The poetry collection Lake Studies: Meditations on Lake Champlain (2011) and its companion audiobook The Inland Sea: Reflections (2013) were inspired by more than two years of research into Lake Champlain's history, interviews with divers, and Lusk's experiences on the lake, especially the area called the Inland Sea, which is an old name for the broad lake east of the Champlain Islands of South Hero/Grand Isle, North Hero and Isle LaMotte. Lake Studies and The Inland Sea were publishing collaborations with the Lake Champlain Maritime Museum.

The poems in Lusk's collection Kin (Wind Ridge, 2013) were largely inspired by the wildlife he encountered while living in rural northern Vermont. The collection was a finalist for the Tupelo Press Dorset and Snowbound Awards, the Sarabande Press Morton Prize, and White Pine Press Book Award. Many of the individual poems in this collection were first published in national journals, among them Appalachia, The Iowa Review, New Letters, Nimrod International Journal, North American Review, and The Southern Review. The British writer J. B. Pick (John Pick) wrote of Kin, “…the ability to focus imagery, unite disparates, use language with grace and power…the astonishments which occur every page show clearly that Lusk is a poet of rare talent.”

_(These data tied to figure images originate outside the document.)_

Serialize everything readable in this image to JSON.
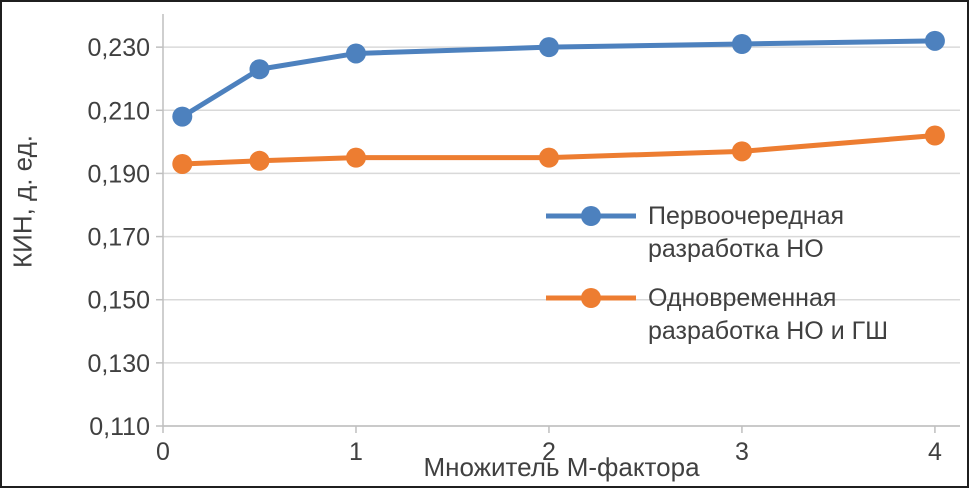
{
  "chart_data": {
    "type": "line",
    "title": "",
    "x": [
      0.1,
      0.5,
      1,
      2,
      3,
      4
    ],
    "series": [
      {
        "name": "Первоочередная разработка НО",
        "color": "#4D81BE",
        "values": [
          0.208,
          0.223,
          0.228,
          0.23,
          0.231,
          0.232
        ]
      },
      {
        "name": "Одновременная разработка НО и ГШ",
        "color": "#ED7D31",
        "values": [
          0.193,
          0.194,
          0.195,
          0.195,
          0.197,
          0.202
        ]
      }
    ],
    "xlabel": "Множитель М-фактора",
    "ylabel": "КИН, д. ед.",
    "xlim": [
      0,
      4.13
    ],
    "ylim": [
      0.11,
      0.2405
    ],
    "xticks": [
      "0",
      "1",
      "2",
      "3",
      "4"
    ],
    "xtick_values": [
      0,
      1,
      2,
      3,
      4
    ],
    "yticks": [
      "0,110",
      "0,130",
      "0,150",
      "0,170",
      "0,190",
      "0,210",
      "0,230"
    ],
    "ytick_values": [
      0.11,
      0.13,
      0.15,
      0.17,
      0.19,
      0.21,
      0.23
    ],
    "grid": true,
    "legend_position": "inside-right",
    "grid_color": "#D9D9D9",
    "axis_color": "#BFBFBF",
    "text_color": "#404040",
    "marker": "circle",
    "line_width": 5,
    "marker_radius": 10
  }
}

Lusk's next collection, The Vermeer Suite (Wind Ridge, 2015), includes poems inspired by the paintings of the seventeenth-century Dutch painter Johannes Vermeer. The book includes full-color images of some of Vermeer's works.

Lusk's 2017 collection, The Shower Scene from Hamlet (Mapletree Editions), invites readers, "to reexamine characters from literature or history and to contemplate their unknowns, to consider the moments that might not have made it into Hamlet or other volumes."

Every Slow Thing (Kelsay Books, 2022) is a collection of poems of place and time "that stun you with the originality of their imagery” according to Chrys Salt, from MBE

"Farthings" (Yavanika Press, 2022) is a collection of twenty-six micro-poems. Poet John Surowiecki wrote that in this book "you'll find witticisms, puns, mini-satires, jokes, delightful re-definitions. But behind all of it is Daniel's unmitigated love of the natural world.”

Lusk also was editor of Onion River: Six Vermont Poets (1996) and the author of a poetry primer Homemade Poems (1974). Other works include a memoir, Girls I Never Married, (2014) and a novel, O, Rosie (1979).

In 2006 Lusk won the Nimrod International Journal of Prose and Poetry's Pablo Neruda Prize for Poetry. Lusk was a semi-finalist for the same prize in 2017 for his poem "Robyn of the Snows."

In 2015 Lusk was awarded a Pushcart Prize for his essay "Bomb," which appeared in the Spring/Summer 2014 issue of the literary journal New Letters and was republished in Pushcart Prize XL, edited by Bill Henderson (2016). The Pushcart Prize is an international award given to authors whose work has been published by small literary magazines or small book presses. Lusk has also received a Gertrude Claytor Memorial Award from the Poetry Society of America. He has also been awarded grants and literary fellowships from the Vermont Arts Council, Vermont Arts Endowment, the University of Vermont, and Pennsylvania Council on the Arts.